Qui stiamo. E la spallata tenderà a
farsi più forte. E al centro dello scontro finirà, dopo i magistrati, dopo il
Csm, dopo la Corte costituzionale, il massimo organo di garanzia della
Repubblica, il suo Presidente. Ecco perché credo che l'appello de l'Unità a una
mobilitazione straordinaria debba essere raccolto e meditato e interpretato
nella forma più adeguata alla novità e alla gravità dei tempi. Anche se devo
essere sincero. Temo che l'appello a una seconda San Giovanni possa generare
per passaggi inconsci e automatismi mentali una sorta di "déjà vu" un remake ingiallito
(anche estetico, lessicale) di quella che fu una formidabile manifestazione di
popolo, convocata sull'onda di una sacrosanta e incoercibile "indignazione",
per usare il termine di moda allora. Non può esserlo. Non deve esserlo. Ora la
situazione è cambiata. Non so nemmeno se il riferimento allo stesso luogo
fisico del 2002 aiuti a pensare a un altro genere di mobilitazione, adeguato
alla situazione. Occorrerebbe pensare a una mobilitazione con tempi e modi
differenziati. Capace prima di coinvolgere in forme simboliche e partecipate le
piazze su cui sorgono tutti i municipi d'Italia, per irrobustire le radici
locali del movimento. Poi di sfociare a Roma, al culmine di una immensa marcia
di democrazia, per affermare – come mai è stato forse necessario fare nel
dopoguerra – che la Costituzione non si tocca; non nei suoi singoli articoli ma
nel suo spirito profondamente democratico, che ancora profuma di libertà
riconquistata.
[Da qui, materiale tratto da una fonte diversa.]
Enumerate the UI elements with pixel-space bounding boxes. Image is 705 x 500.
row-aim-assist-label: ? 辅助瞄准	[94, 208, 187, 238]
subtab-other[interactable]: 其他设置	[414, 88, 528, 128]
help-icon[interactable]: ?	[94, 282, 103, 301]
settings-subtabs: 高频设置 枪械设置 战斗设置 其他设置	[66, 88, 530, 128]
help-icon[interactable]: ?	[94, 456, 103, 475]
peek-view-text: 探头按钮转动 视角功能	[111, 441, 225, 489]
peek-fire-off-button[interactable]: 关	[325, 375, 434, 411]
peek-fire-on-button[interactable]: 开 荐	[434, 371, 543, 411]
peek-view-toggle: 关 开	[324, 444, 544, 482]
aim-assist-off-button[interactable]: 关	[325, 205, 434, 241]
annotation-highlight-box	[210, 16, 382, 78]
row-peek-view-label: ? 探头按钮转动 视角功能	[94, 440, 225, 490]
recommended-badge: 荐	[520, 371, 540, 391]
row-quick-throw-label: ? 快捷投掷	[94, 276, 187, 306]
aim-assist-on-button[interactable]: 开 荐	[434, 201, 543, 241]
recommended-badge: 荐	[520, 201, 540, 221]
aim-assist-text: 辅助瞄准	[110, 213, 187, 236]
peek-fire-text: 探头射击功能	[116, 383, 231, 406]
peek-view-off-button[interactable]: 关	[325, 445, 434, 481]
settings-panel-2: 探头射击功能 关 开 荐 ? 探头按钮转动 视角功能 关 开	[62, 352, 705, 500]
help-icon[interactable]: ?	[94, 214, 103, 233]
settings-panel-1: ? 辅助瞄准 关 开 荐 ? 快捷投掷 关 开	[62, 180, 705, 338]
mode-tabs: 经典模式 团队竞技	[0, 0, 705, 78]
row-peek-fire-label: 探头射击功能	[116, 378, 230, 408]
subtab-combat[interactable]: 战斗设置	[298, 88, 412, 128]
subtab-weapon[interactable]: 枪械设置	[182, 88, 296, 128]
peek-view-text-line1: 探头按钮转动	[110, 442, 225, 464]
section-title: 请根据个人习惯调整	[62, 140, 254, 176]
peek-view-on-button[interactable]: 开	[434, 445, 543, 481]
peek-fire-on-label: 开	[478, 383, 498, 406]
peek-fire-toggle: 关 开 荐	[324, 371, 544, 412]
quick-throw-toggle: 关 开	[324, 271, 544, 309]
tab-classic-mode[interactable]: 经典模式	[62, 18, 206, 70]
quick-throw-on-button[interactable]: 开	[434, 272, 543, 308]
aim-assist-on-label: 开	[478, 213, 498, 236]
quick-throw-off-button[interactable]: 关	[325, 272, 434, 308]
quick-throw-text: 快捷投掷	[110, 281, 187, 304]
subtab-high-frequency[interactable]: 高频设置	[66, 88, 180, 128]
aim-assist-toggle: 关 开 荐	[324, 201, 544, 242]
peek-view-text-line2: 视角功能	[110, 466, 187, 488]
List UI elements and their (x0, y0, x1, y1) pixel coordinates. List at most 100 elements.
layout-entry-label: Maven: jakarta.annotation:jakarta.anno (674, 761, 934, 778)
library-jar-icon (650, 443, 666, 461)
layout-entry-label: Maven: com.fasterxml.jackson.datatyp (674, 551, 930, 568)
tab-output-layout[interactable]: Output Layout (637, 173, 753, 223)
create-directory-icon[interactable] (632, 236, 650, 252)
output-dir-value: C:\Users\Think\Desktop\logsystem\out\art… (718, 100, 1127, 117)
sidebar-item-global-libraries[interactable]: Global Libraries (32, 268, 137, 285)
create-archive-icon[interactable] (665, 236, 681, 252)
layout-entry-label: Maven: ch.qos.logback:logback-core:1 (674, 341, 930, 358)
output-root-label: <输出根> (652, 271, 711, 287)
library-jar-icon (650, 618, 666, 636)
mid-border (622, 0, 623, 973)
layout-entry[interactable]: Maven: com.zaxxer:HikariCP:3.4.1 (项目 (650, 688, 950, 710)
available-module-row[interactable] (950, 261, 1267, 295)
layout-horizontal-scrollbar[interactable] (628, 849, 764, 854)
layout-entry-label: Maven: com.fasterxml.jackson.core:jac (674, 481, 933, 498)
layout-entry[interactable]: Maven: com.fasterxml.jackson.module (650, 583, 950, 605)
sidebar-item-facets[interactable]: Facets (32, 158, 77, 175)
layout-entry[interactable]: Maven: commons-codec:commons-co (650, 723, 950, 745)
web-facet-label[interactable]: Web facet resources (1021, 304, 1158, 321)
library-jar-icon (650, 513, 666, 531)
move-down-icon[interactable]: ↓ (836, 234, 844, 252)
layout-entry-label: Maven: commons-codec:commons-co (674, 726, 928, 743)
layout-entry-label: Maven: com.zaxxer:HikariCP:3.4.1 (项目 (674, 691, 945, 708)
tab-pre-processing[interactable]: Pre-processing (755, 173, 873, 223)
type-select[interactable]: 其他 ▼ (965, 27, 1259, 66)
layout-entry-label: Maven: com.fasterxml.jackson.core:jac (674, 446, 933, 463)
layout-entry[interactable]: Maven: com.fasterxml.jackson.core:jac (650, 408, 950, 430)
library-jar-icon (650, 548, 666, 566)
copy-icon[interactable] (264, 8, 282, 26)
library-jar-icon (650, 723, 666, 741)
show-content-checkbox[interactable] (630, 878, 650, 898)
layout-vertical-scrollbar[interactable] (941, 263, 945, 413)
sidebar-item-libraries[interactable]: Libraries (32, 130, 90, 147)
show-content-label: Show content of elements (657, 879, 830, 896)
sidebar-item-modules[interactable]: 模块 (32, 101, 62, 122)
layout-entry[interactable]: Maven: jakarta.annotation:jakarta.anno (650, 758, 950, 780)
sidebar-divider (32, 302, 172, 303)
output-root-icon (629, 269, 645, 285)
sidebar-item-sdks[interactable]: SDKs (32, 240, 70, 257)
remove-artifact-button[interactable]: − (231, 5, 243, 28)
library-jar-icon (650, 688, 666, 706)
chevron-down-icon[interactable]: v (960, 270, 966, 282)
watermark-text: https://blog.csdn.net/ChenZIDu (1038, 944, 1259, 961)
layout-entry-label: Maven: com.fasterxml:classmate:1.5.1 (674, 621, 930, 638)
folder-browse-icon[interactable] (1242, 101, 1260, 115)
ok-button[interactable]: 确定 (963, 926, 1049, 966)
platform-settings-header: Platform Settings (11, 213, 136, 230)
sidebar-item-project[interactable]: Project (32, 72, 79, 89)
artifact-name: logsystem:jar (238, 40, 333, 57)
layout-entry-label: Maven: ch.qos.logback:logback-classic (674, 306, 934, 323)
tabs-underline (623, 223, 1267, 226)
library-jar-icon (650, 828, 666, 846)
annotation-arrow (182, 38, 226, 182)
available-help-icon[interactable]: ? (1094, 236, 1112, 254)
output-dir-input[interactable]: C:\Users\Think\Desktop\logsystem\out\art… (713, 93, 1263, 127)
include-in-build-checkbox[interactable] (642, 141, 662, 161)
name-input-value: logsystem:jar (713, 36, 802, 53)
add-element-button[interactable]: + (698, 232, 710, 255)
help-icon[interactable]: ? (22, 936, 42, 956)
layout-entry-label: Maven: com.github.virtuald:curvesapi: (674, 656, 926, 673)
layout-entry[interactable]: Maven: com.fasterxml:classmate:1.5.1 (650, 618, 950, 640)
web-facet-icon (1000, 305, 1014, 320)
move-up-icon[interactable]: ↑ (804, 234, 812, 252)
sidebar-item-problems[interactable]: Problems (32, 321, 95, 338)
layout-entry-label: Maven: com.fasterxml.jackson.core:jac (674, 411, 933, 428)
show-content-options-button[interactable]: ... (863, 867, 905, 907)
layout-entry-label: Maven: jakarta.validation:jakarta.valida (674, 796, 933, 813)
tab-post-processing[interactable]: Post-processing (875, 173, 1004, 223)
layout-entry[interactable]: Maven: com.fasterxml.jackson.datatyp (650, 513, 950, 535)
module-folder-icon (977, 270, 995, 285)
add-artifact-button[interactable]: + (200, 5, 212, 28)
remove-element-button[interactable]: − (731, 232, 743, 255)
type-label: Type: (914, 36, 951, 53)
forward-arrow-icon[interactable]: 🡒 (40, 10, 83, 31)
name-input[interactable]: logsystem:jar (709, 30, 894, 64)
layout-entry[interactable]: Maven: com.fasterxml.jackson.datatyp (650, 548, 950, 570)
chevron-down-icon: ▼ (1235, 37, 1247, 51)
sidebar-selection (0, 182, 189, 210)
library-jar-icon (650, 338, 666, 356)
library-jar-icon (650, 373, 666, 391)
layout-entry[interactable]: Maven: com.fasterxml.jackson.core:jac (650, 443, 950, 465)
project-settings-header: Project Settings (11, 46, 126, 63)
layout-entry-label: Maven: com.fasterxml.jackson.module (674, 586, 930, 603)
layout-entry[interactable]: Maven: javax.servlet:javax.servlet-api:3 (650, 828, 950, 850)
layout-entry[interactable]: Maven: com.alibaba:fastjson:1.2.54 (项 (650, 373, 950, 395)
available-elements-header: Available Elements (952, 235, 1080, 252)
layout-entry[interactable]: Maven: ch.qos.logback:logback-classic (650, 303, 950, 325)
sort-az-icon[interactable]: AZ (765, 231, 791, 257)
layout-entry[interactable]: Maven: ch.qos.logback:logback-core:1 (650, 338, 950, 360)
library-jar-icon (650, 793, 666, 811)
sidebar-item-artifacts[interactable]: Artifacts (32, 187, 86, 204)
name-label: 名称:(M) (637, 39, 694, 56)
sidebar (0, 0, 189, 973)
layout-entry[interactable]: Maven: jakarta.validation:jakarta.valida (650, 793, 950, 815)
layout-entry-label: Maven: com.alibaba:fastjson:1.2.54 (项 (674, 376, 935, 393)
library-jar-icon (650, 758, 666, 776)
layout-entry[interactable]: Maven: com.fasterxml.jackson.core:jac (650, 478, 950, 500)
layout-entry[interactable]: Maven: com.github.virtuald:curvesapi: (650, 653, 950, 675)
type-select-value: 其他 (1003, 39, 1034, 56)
Per proporre definitivamente il caso italiano all'attenzione
dell'opinione pubblica internazionale e indicarne l'essenza patologica al mondo
occidentale perché sia di insegnamento per tutti. E per prima cosa occorre che
quando la legge salvapreviti giungerà in Senato il livello di attenzione di
tutti (anche dei partiti e dei gruppi parlamentari) sia più alto rispetto a
quello che, anche a causa dei blitz procedurali della maggioranza, si è
manifestato alla Camera. Da ora nessuna distrazione è più possibile.